Meet Benny Benson, The 13-Year-Old Who Designed Alaska's State Flag

For its first 60 years as part of the United States, Alaska did not have its own flag and flew only the American flag, according to the Alaska Historical Society. The U.S. had purchased the region from Russia in 1867, and for most of the next century, Alaska was a U.S. territory, like Puerto Rico and the U.S. Virgin Islands are today. (By the way, they both have flags.) Alaska wouldn't become a state until 1959, according to the Library of Congress.

In 1926, when Alaska was still a territory and decades away from statehood, territorial governor George Parks and the local American Legion decided that the territory needed a flag. What's more, they outsourced the design of the flag to the state's teenagers; children in grades 7-12 were asked to come up with a design to represent the territory moving forward, per the Alaska Historical Society.

The Alaska American Legion received several dozen submissions, according to Netstate, many that referenced certain aspects of the state and might have made an equally good choice. But at the end of the day, the winning design, which today remains as the Alaska state flag, was made by a 13-year-old boy named John Bell ("Benny") Benson.

The winning design

The committee that considered the flag submissions from Alaska's teenagers fielded quite a few that were variations on the same thing, according to Netstate. The Alaska territorial seal figured prominently in many designs, polar bears in others — including at least one that depicted a polar bear atop a globe. Some referenced the state's fishing and mining industries.

Benny Benson's design scratched the committee right where it itched, however. It depicted the Big Dipper constellation, itself a part of Ursa Major (the Great Bear), a reference to Alaska's bears. Another star represents the North Star, reflecting Alaska's position in the North and its quest for statehood; if and when it became a state, it would be the northernmost. The blue background represents not just the night sky, but also the forget-me-not, Alaska's state flower. "Benny Benson made a tremendous impact on Alaska history when he submitted his entry that featured the Big Dipper and the North Star. His story is a wonderful example of how one young person can really make a difference. The flag story continues to remind us of the importance of listening to the ideas and opinions of young people," said Alaska Lieutenant Governor Fran Ulmar in 2002, per Netstate. For his efforts, Benson received a $1,000 award (a princely sum in those days) and a watch, according to the Alaska Historical Society.

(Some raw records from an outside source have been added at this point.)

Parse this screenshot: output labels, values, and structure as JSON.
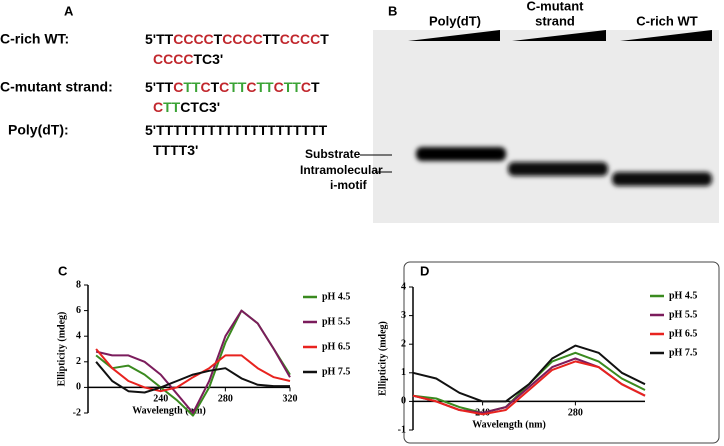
{
  "panel_a": {
    "label": "A",
    "rows": [
      {
        "name": "C-rich WT:",
        "lines": [
          [
            {
              "text": "5'TT",
              "color": "#000000"
            },
            {
              "text": "CCCC",
              "color": "#c1272d"
            },
            {
              "text": "T",
              "color": "#000000"
            },
            {
              "text": "CCCC",
              "color": "#c1272d"
            },
            {
              "text": "TT",
              "color": "#000000"
            },
            {
              "text": "CCCC",
              "color": "#c1272d"
            },
            {
              "text": "T",
              "color": "#000000"
            }
          ],
          [
            {
              "text": "CCCC",
              "color": "#c1272d"
            },
            {
              "text": "TC3'",
              "color": "#000000"
            }
          ]
        ]
      },
      {
        "name": "C-mutant strand:",
        "lines": [
          [
            {
              "text": "5'TT",
              "color": "#000000"
            },
            {
              "text": "C",
              "color": "#c1272d"
            },
            {
              "text": "TT",
              "color": "#3aa335"
            },
            {
              "text": "C",
              "color": "#c1272d"
            },
            {
              "text": "T",
              "color": "#000000"
            },
            {
              "text": "C",
              "color": "#c1272d"
            },
            {
              "text": "TT",
              "color": "#3aa335"
            },
            {
              "text": "C",
              "color": "#c1272d"
            },
            {
              "text": "TT",
              "color": "#3aa335"
            },
            {
              "text": "C",
              "color": "#c1272d"
            },
            {
              "text": "TT",
              "color": "#3aa335"
            },
            {
              "text": "C",
              "color": "#c1272d"
            },
            {
              "text": "T",
              "color": "#000000"
            }
          ],
          [
            {
              "text": "C",
              "color": "#c1272d"
            },
            {
              "text": "TT",
              "color": "#3aa335"
            },
            {
              "text": "CTC3'",
              "color": "#000000"
            }
          ]
        ]
      },
      {
        "name": "Poly(dT):",
        "lines": [
          [
            {
              "text": "5'TTTTTTTTTTTTTTTTTTTT",
              "color": "#000000"
            }
          ],
          [
            {
              "text": "TTTT3'",
              "color": "#000000"
            }
          ]
        ]
      }
    ]
  },
  "panel_b": {
    "label": "B",
    "lanes": [
      {
        "lines": [
          "Poly(dT)"
        ]
      },
      {
        "lines": [
          "C-mutant",
          "strand"
        ]
      },
      {
        "lines": [
          "C-rich WT"
        ]
      }
    ],
    "markers": [
      "Substrate",
      "Intramolecular",
      "i-motif"
    ]
  },
  "chart_data": [
    {
      "type": "line",
      "panel_label": "C",
      "x_label": "Wavelength (nm)",
      "y_label": "Ellipticity (mdeg)",
      "x": [
        200,
        210,
        220,
        230,
        240,
        250,
        260,
        270,
        280,
        290,
        300,
        310,
        320
      ],
      "xlim": [
        195,
        320
      ],
      "ylim": [
        -2,
        8
      ],
      "xticks": [
        240,
        280,
        320
      ],
      "yticks": [
        -2,
        0,
        2,
        4,
        6,
        8
      ],
      "series": [
        {
          "name": "pH 4.5",
          "color": "#3a8a1f",
          "values": [
            2.5,
            1.5,
            1.7,
            1,
            0,
            -1,
            -2.2,
            0,
            3.5,
            6,
            5,
            3,
            1
          ]
        },
        {
          "name": "pH 5.5",
          "color": "#7b1c5c",
          "values": [
            2.8,
            2.5,
            2.5,
            2,
            1,
            -0.5,
            -2,
            0.5,
            4,
            6,
            5,
            3,
            0.8
          ]
        },
        {
          "name": "pH 6.5",
          "color": "#e8231f",
          "values": [
            3,
            1.5,
            0.5,
            0,
            -0.3,
            0,
            0.8,
            1.5,
            2.5,
            2.5,
            1.5,
            0.8,
            0.5
          ]
        },
        {
          "name": "pH 7.5",
          "color": "#111111",
          "values": [
            2,
            0.5,
            -0.3,
            -0.4,
            0,
            0.5,
            1,
            1.3,
            1.5,
            0.7,
            0.2,
            0.1,
            0.1
          ]
        }
      ]
    },
    {
      "type": "line",
      "panel_label": "D",
      "x_label": "Wavelength (nm)",
      "y_label": "Ellipticity (mdeg)",
      "x": [
        210,
        220,
        230,
        240,
        250,
        260,
        270,
        280,
        290,
        300,
        310
      ],
      "xlim": [
        210,
        310
      ],
      "ylim": [
        -1,
        4
      ],
      "xticks": [
        240,
        280
      ],
      "yticks": [
        -1,
        0,
        1,
        2,
        3,
        4
      ],
      "series": [
        {
          "name": "pH 4.5",
          "color": "#3a8a1f",
          "values": [
            0.2,
            0.1,
            -0.2,
            -0.4,
            -0.2,
            0.6,
            1.4,
            1.7,
            1.4,
            0.8,
            0.4
          ]
        },
        {
          "name": "pH 5.5",
          "color": "#7b1c5c",
          "values": [
            0.2,
            0,
            -0.3,
            -0.4,
            -0.2,
            0.5,
            1.2,
            1.5,
            1.2,
            0.6,
            0.2
          ]
        },
        {
          "name": "pH 6.5",
          "color": "#e8231f",
          "values": [
            0.2,
            0,
            -0.3,
            -0.45,
            -0.3,
            0.4,
            1.1,
            1.4,
            1.2,
            0.6,
            0.2
          ]
        },
        {
          "name": "pH 7.5",
          "color": "#111111",
          "values": [
            1,
            0.8,
            0.3,
            0,
            0,
            0.6,
            1.5,
            1.95,
            1.7,
            1,
            0.6
          ]
        }
      ]
    }
  ]
}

Benny Benson's difficult life

Benny Benson's decision to lean into Alaska's night sky, the Big Dipper, and the North Star may have been just what the territory needed for their flag, but Benson himself lived in an orphanage. As the University of Alaska explains, he was born to an Aleut-Russian woman and a Swedish fisherman father. In Benson's day, Alaskan natives were at risk from repeated epidemics, and when Benson was three years old, his mother died, so his father sent him to live in the Jesse Lee Home orphanage.

After graduating high school, Benson reunited with his father and took whatever work he could get. However, when work dried up, he moved to Seattle and he used his money from the flag contest to fund his education as a diesel mechanic. He later married, had children, divorced, returned to Alaska, and became an airplane mechanic. He also reunited with at least one of his siblings, had his leg amputated, and in 1972, married another former resident of the Jesse Lee Home. That same year, he died of a heart attack at 58 years of age.